I'm sorry it's gonna cost you some money, dude, if you're on well water you can get by without the 85 bucks or whatever, I think if you REALLY low ball you can get a whole set for 70 bucks three filters all this - but the main thing if you're on well water
is just an R.O. and a sand filter and if you're not a true paranoid and you're out somewhere and it IS like zombie apocalypse, you can run the RO on a well, without even a special sand filter for that R.O. for a while. You need one but if you've gotta get stuff and you're just broke as h** you can get a 50 gal per day RO filter (that's either average or max, you adjust to account for filter life anyway, you'll see how it is) and a shell for it, the torpedo looking outside with the one input, and two outputs - filtered and mineralized waste,
for 25 bucks cash American on Ebay. https://is.gd/PQ0t7Q
My wife and I have been moving between three residences, two of which we own, one of which my son is buying so I thought I needed one for the house we just bought, and got one like that. You have to take it into Home Depot with you and get a guy to help you sort out how to go from - nominally for a kinda guerrilla or low footprint deal, a water hose - (you buy a cap for one and a barb, drill the water hose cap out, push in the barb, then push your little 1/4'' feed line on is what you do) to pure water out the other end.
It turned out that my wife and son had loaded up our household one, from where we were living, so I never had to hook mine up this past summer, I used the one with the sand, carbon and RO, so now I have that one I bought laying in a drawer. It's smaller than the ones you get for a house in gallons per day because when you buy the whole thing, you can often get a really good deal and buy like a 100 gallon per day rating filter, rather than the little 50 I showed you.
That's my story in general if somebody gives you a better idea, obviously, take it. Catching rainwater is a big one. Can you catch rainwater? Catching rainwater is actually a lot of fun, believe it or not because you buy those barrels from swap meets, and figure out how to filter your gutter water through some scrubber pads, and sometimes, you'll get creative and have a big sponge, filtering the water as it falls into this barrel, and every time it rains you get just hundreds, upon hundreds of free, crystal clear, damned near perfectly pure, water.
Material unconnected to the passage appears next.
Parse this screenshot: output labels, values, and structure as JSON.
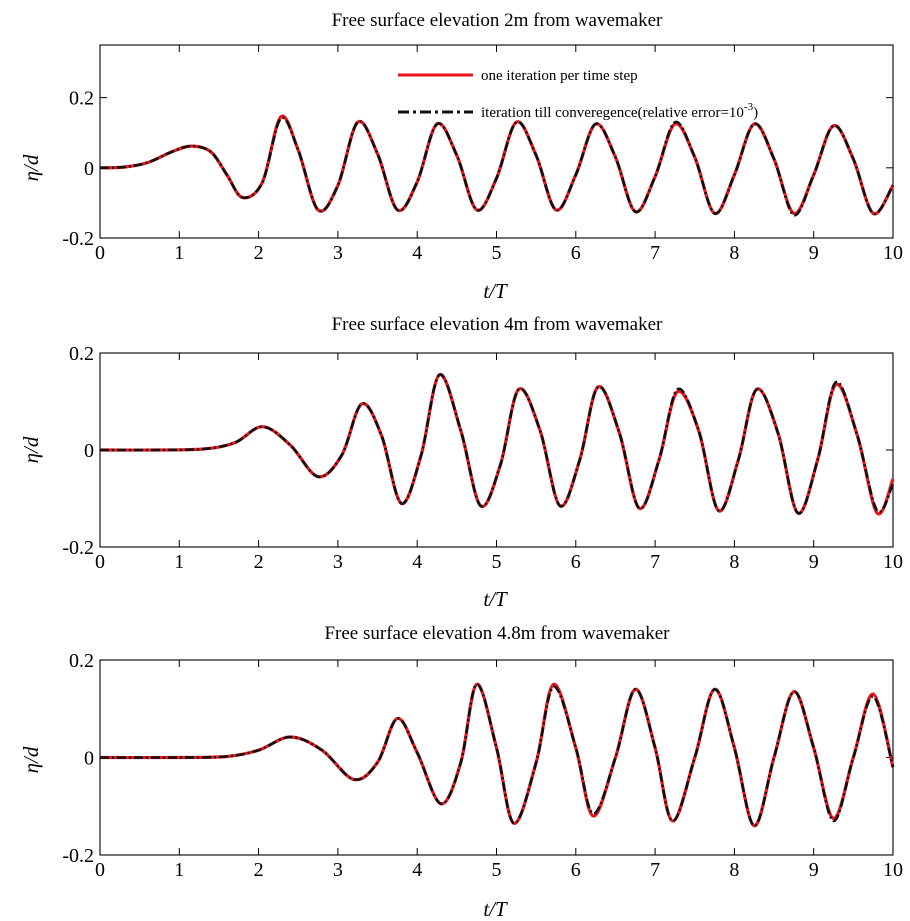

Good luck man you're gonna have a far easier life on better water. Just guaranteed,
If you don't get a sand filter or you just already HAVE one, and you're on well, you're 25 bucks plus a couple of parts from Home Depot from finding out about the pristine water growing world, and I give you my EVERY assurance, you WILL be happier.
Originally Posted by bigbadbiddy
I would not have started PHing my water if I hadn't begun seeing deficiencies in the plants.
My water is unfortunately quite hard. up to 700 ppm on bad days, around 300ppm on average. PH is also in the 7.1-7.4 range.
Far from ideal but should be workable.
I used to PH it down to 6.2 or in that range and imagined it having positive effects.
But everything was just skewed and distorted by the buckwheat hulls, I believe.
Will know soon. The soil stuff should arrive in the coming days and then I get to mixing. I think in a month or two I will have the first indications to how much of a negative factor the buckwheat hulls really were.